Oh, I love Dear Imgui -- it's very simple to use and has a nice... "engineering"/scientific aesthetic. Good to hear it's been ported to python.
If you're looking for an end-user product, this may not give you the control you're looking for. But if you're looking for a dead-simple way to create a quick GUI for a side project, this is perfect.
> Note that C bindings (cimgui) are auto-generated, you can use its json/lua output to generate bindings for other languages.
note about this. the C++ imgui library uses stuff like out-arguments (pass a pointer that gets filled out with a result) almost everywhere, which makes wrapping it with a pointer-less language non-trivial – in python, you want an interface that just returns a tuple and you'll have to code that part up manually anyway (or come up with a really clever generator)
[source: i've contributed to pyimgui, another imgui wrapper, and we looked at auto-generating wrappers at some point, but decided against it because of how much work you'd have to do on top to make it "pythonic". i think they're looking at that again now though.]
A semi-related question; what is the current 'correct way' to package up Python projects and all their dependencies as native executables for Windows/OSX/Linux? I haven't done any desktop Python since 2.5 and then it was a fiddly process of 'freezing' exe's, is that still the recommended way with Python 3?

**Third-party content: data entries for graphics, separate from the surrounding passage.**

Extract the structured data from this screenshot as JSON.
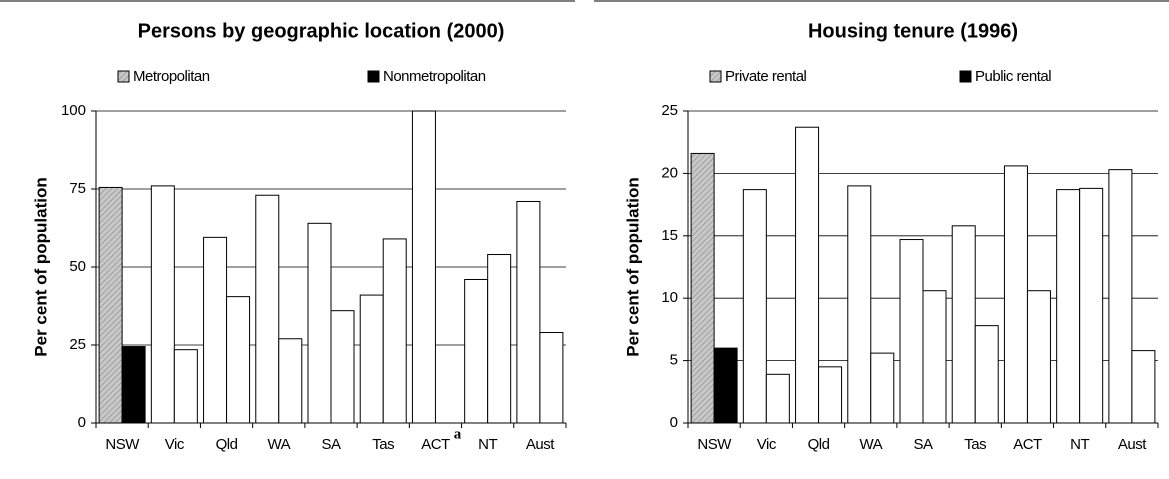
{
  "chart_data": [
    {
      "type": "bar",
      "title": "Persons by geographic location (2000)",
      "y_label": "Per cent of population",
      "categories": [
        "NSW",
        "Vic",
        "Qld",
        "WA",
        "SA",
        "Tas",
        "ACT",
        "NT",
        "Aust"
      ],
      "series": [
        {
          "name": "Metropolitan",
          "color": "#c0c0c0",
          "values": [
            75.5,
            76,
            59.5,
            73,
            64,
            41,
            100,
            46,
            71
          ]
        },
        {
          "name": "Nonmetropolitan",
          "color": "#000000",
          "values": [
            24.5,
            23.5,
            40.5,
            27,
            36,
            59,
            0,
            54,
            29
          ]
        }
      ],
      "highlight_index": 0,
      "other_color": "#ffffff",
      "annotation": {
        "text": "a",
        "index": 6
      },
      "ylim": [
        0,
        100
      ],
      "yticks": [
        0,
        25,
        50,
        75,
        100
      ],
      "grid": true
    },
    {
      "type": "bar",
      "title": "Housing tenure (1996)",
      "y_label": "Per cent of population",
      "categories": [
        "NSW",
        "Vic",
        "Qld",
        "WA",
        "SA",
        "Tas",
        "ACT",
        "NT",
        "Aust"
      ],
      "series": [
        {
          "name": "Private rental",
          "color": "#c0c0c0",
          "values": [
            21.6,
            18.7,
            23.7,
            19.0,
            14.7,
            15.8,
            20.6,
            18.7,
            20.3
          ]
        },
        {
          "name": "Public rental",
          "color": "#000000",
          "values": [
            6.0,
            3.9,
            4.5,
            5.6,
            10.6,
            7.8,
            10.6,
            18.8,
            5.8
          ]
        }
      ],
      "highlight_index": 0,
      "other_color": "#ffffff",
      "ylim": [
        0,
        25
      ],
      "yticks": [
        0,
        5,
        10,
        15,
        20,
        25
      ],
      "grid": true
    }
  ]
}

It sounds cynical, but I've found that porting Python code to C++ and using Qt is much less headache than trying to make a clean Python "app" that can be run by non-technical users. However a simple solution is to distribute a local copy of Python with all the packages pre-installed. That's not as clean as a single exe, but generally you're going to need DLLs or whatever anyway, and to the end user, running a bat file that calls Python hides most of the mess. The bigger problem with that is hiding code, if you need to do that, but you can always distribute pyc files on their own.
This may have changed, but the last time I tried freezing it took a lot of massaging to get it to work reliably. So I've always opted to just ship a complete python env. I've seen big commercial products do the same when they need to provide python support - you may have experienced this when some new install accidentally adds a new python interpreter to your PATH.
Between Qt and Python there is a huge amount of cross platform support. For example, I found out that Qt supports bluetooth, which currently has no other cross platform support in python (the unmaintained pybluez has all sorts of issues).
That's still the way to go, and it's still fiddly and always requires manual tweaking until it works. Especially on Linux. Deploying binaries on Linux is just always a hassle, and never works "everywhere"...
If you're looking for an end-user product, this may not give you the control you're looking for. But if you're looking for a dead-simple way to create a quick GUI for a side project, this is perfect.